I have to add that using Multi-process while handling all the segmentation within the Python code is going to result in a huge amount of memory utilization. Thus an approach like this can only be done on a machine with lots of memory and multiple cores.
@Ariel_Cary Does "multiple side processes" mean the multiple Python processes per node, or the single Python process per node but involving all nodes?

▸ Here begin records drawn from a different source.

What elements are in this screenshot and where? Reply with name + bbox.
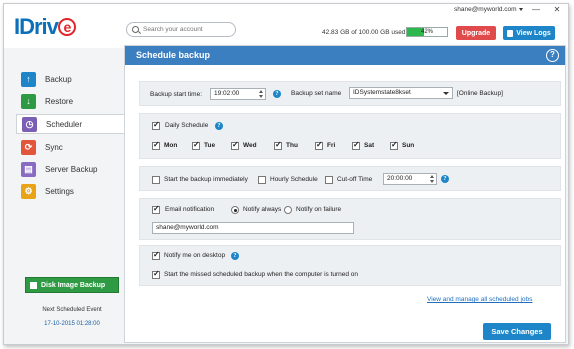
day-label-sat: Sat xyxy=(364,142,375,149)
close-button[interactable]: ✕ xyxy=(552,5,562,14)
page-title: Schedule backup xyxy=(136,50,211,60)
day-checkbox-mon[interactable] xyxy=(152,140,160,150)
backup-set-type: [Online Backup] xyxy=(457,90,503,97)
chevron-down-icon xyxy=(443,92,449,95)
notify-on-failure-label: Notify on failure xyxy=(296,206,342,213)
app-window: IDrive shane@myworld.com — ✕ 42.83 GB of… xyxy=(3,3,569,345)
email-notification-checkbox[interactable] xyxy=(152,204,160,214)
sidebar-item-server-backup[interactable]: ▤ Server Backup xyxy=(19,159,124,179)
sidebar-item-backup[interactable]: ↑ Backup xyxy=(19,69,124,89)
chevron-down-icon xyxy=(518,7,523,11)
email-notification-label: Email notification xyxy=(165,206,215,213)
hourly-schedule-label: Hourly Schedule xyxy=(270,176,318,183)
backup-set-label: Backup set name xyxy=(291,90,342,97)
spinner-icon[interactable] xyxy=(430,175,435,183)
start-immediately-checkbox[interactable] xyxy=(152,176,160,184)
day-label-sun: Sun xyxy=(402,142,415,149)
logs-icon xyxy=(507,29,514,37)
missed-backup-checkbox[interactable] xyxy=(152,269,160,279)
storage-usage-text: 42.83 GB of 100.00 GB used xyxy=(322,29,406,36)
day-checkbox-sun[interactable] xyxy=(390,140,398,150)
search-input[interactable] xyxy=(143,26,233,33)
user-menu[interactable]: shane@myworld.com xyxy=(454,6,523,13)
daily-schedule-section: Daily Schedule ? Mon Tue Wed Thu Fri Sat… xyxy=(139,113,561,159)
view-logs-label: View Logs xyxy=(516,29,551,37)
sidebar-item-label: Restore xyxy=(45,96,74,106)
sidebar-item-restore[interactable]: ↓ Restore xyxy=(19,91,124,111)
hourly-schedule-checkbox[interactable] xyxy=(258,176,266,184)
cutoff-time-field[interactable]: 20:00:00 xyxy=(383,173,437,185)
sidebar-item-settings[interactable]: ⚙ Settings xyxy=(19,181,124,201)
notification-section: Notify me on desktop ? Start the missed … xyxy=(139,245,561,286)
info-icon[interactable]: ? xyxy=(215,122,223,130)
options-section: Start the backup immediately Hourly Sche… xyxy=(139,166,561,191)
restore-icon: ↓ xyxy=(21,93,36,109)
start-time-field[interactable]: 19:02:00 xyxy=(210,88,266,100)
day-label-tue: Tue xyxy=(204,142,216,149)
sidebar-item-scheduler[interactable]: ◷ Scheduler xyxy=(16,114,124,134)
server-backup-icon: ▤ xyxy=(21,161,36,177)
start-immediately-label: Start the backup immediately xyxy=(164,176,248,183)
start-time-label: Backup start time: xyxy=(150,91,203,98)
gear-icon: ⚙ xyxy=(21,183,36,199)
save-changes-button[interactable]: Save Changes xyxy=(483,323,551,340)
notify-desktop-label: Notify me on desktop xyxy=(164,252,226,259)
email-section: Email notification Notify always Notify … xyxy=(139,198,561,240)
day-label-thu: Thu xyxy=(286,142,298,149)
minimize-button[interactable]: — xyxy=(531,5,541,14)
idrive-logo: IDriv e xyxy=(14,14,76,40)
next-event-label: Next Scheduled Event xyxy=(42,307,102,313)
storage-progress-bar: 42% xyxy=(406,27,448,37)
notify-always-label: Notify always xyxy=(243,206,282,213)
sidebar-item-label: Sync xyxy=(45,142,63,152)
day-label-wed: Wed xyxy=(243,142,257,149)
sidebar-item-label: Settings xyxy=(45,186,74,196)
sidebar-item-sync[interactable]: ⟳ Sync xyxy=(19,137,124,157)
notify-on-failure-radio[interactable] xyxy=(284,206,292,214)
upgrade-button[interactable]: Upgrade xyxy=(456,26,496,40)
notify-desktop-checkbox[interactable] xyxy=(152,250,160,260)
day-label-mon: Mon xyxy=(164,142,178,149)
sync-icon: ⟳ xyxy=(21,139,36,155)
daily-schedule-label: Daily Schedule xyxy=(165,122,209,129)
backup-set-select[interactable]: IDSystemstate8kset xyxy=(349,87,453,99)
view-scheduled-jobs-link[interactable]: View and manage all scheduled jobs xyxy=(427,296,532,303)
top-bar: IDrive shane@myworld.com — ✕ 42.83 GB of… xyxy=(4,4,568,48)
storage-percent: 42% xyxy=(420,29,433,35)
email-field[interactable]: shane@myworld.com xyxy=(152,222,354,234)
daily-schedule-checkbox[interactable] xyxy=(152,120,160,130)
next-event-value: 17-10-2015 01:28:00 xyxy=(44,321,100,327)
missed-backup-label: Start the missed scheduled backup when t… xyxy=(164,271,359,278)
notify-always-radio[interactable] xyxy=(231,206,239,214)
view-logs-button[interactable]: View Logs xyxy=(503,26,555,40)
cutoff-time-checkbox[interactable] xyxy=(325,176,333,184)
day-checkbox-tue[interactable] xyxy=(192,140,200,150)
backup-icon: ↑ xyxy=(21,71,36,87)
start-time-section: Backup start time: 19:02:00 ? Backup set… xyxy=(139,81,561,106)
info-icon[interactable]: ? xyxy=(231,252,239,260)
disk-image-backup-button[interactable]: Disk Image Backup xyxy=(25,277,119,293)
sidebar-item-label: Backup xyxy=(45,74,72,84)
cutoff-time-label: Cut-off Time xyxy=(337,176,373,183)
search-box[interactable] xyxy=(126,22,236,37)
day-checkbox-fri[interactable] xyxy=(315,140,323,150)
info-icon[interactable]: ? xyxy=(441,175,449,183)
day-label-fri: Fri xyxy=(327,142,336,149)
info-icon[interactable]: ? xyxy=(273,90,281,98)
day-checkbox-thu[interactable] xyxy=(274,140,282,150)
spinner-icon[interactable] xyxy=(259,90,264,98)
search-icon xyxy=(132,26,139,33)
day-checkbox-sat[interactable] xyxy=(352,140,360,150)
day-checkbox-wed[interactable] xyxy=(231,140,239,150)
scheduler-icon: ◷ xyxy=(22,116,37,132)
disk-icon xyxy=(30,281,37,289)
help-icon[interactable]: ? xyxy=(546,49,559,62)
sidebar-item-label: Server Backup xyxy=(45,164,98,174)
schedule-panel: Schedule backup ? Backup start time: 19:… xyxy=(124,45,566,343)
disk-image-label: Disk Image Backup xyxy=(41,281,106,289)
panel-header: Schedule backup ? xyxy=(125,46,565,65)
sidebar-item-label: Scheduler xyxy=(46,119,83,129)
sidebar: ↑ Backup ↓ Restore ◷ Scheduler ⟳ Sync ▤ … xyxy=(4,48,124,344)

@anupam_at_arrivalist Thank you for sharing the sample code and the test data. Please let me try it.
@Hibiki As per my knowledge, "multiple side processes" would mean multiple Python processes on the same node. All Vertica nodes will work on the respective data present on the local node (at least in Enterprise mode). Within the node, Python multiprocessing will spin off multiple processes (not GIL threads) to process each segment. How the segmentation is done, is handled within the Python function.
@anupam_at_arrivalist Thank you for your explanation. I ran the following UDx to see how many processes were run. As the result, I saw one process per node was run.
@anupam_at_arrivalist I could reproduce the same issue in my environment. I modified your script to the simple Python script to run it by the Python runtime shipped with Vertica. It worked well. So, I think the Python runtime shipped with Vertica doesn't have any issue.
This error seems to be related to pickle. In addition, Vertica calls the Python UDx from C/C++. Probably, the behavior of pickle may be different. Let me check more details.
@anupam_at_arrivalist It seems the error happens if the child process returns the queue that stores the DataFrame values. Can you try to convert these values to the standard lists and append them to the queue?
In addition, I found that server_interface.log didn't work if it was stored in the queue. If you see the same behavior, please pass it to do_density_based_clustering function as an argument.
Thanks @Hibiki for your suggestions. I have tried to incorporate those, but somehow I still keep getting the same error.
The library is installed by pointing it to the Python installation that came with Vertica.
Note that the library dependencies are now pointing to the Vertica Python folder. So there should be no mis-match of libraries.
The function has been changed as follows:
But the error I am seeing is still:
Taking an alternate approach, I was able to get a little further. Using this approach, the query works for small input rows. But with large rows, we get a memory error. If we feed in about 1000 rows, there is no memory error but the output is partial. If someone can make this work for complete output, it will be quite acceptable. Here is the alternate solution:
This is the input file for the above problem, for testing purposes. Somehow I could not attach it to the previous comment.
@anupam_at_arrivalist Please check the attached script.
@anupam_at_arrivalist I loaded the data from sample_input.csv and ran my UDx. It worked well without the memory error.
@Hibiki The attached file does not compile since there is no variable called
queue
in that section of the code. There are two instances where this is the case.Maybe the wrong file got attached. Can you send me the exact file that ran successfully.
If I instead do (not sure if it is correct):
and provide some 100 records with only 5 unique device_ids, I get a memory error. So this method is consuming too much memory to be of any practical use.
@anupam_at_arrivalist I forgot to add "import queue". I attached the file again. I have run this script in 3-nodes cluster. I confirmed 3 vertica-udx-Python processes were launched on each node and the total RSS size per node was 330MB. It was a small allocation.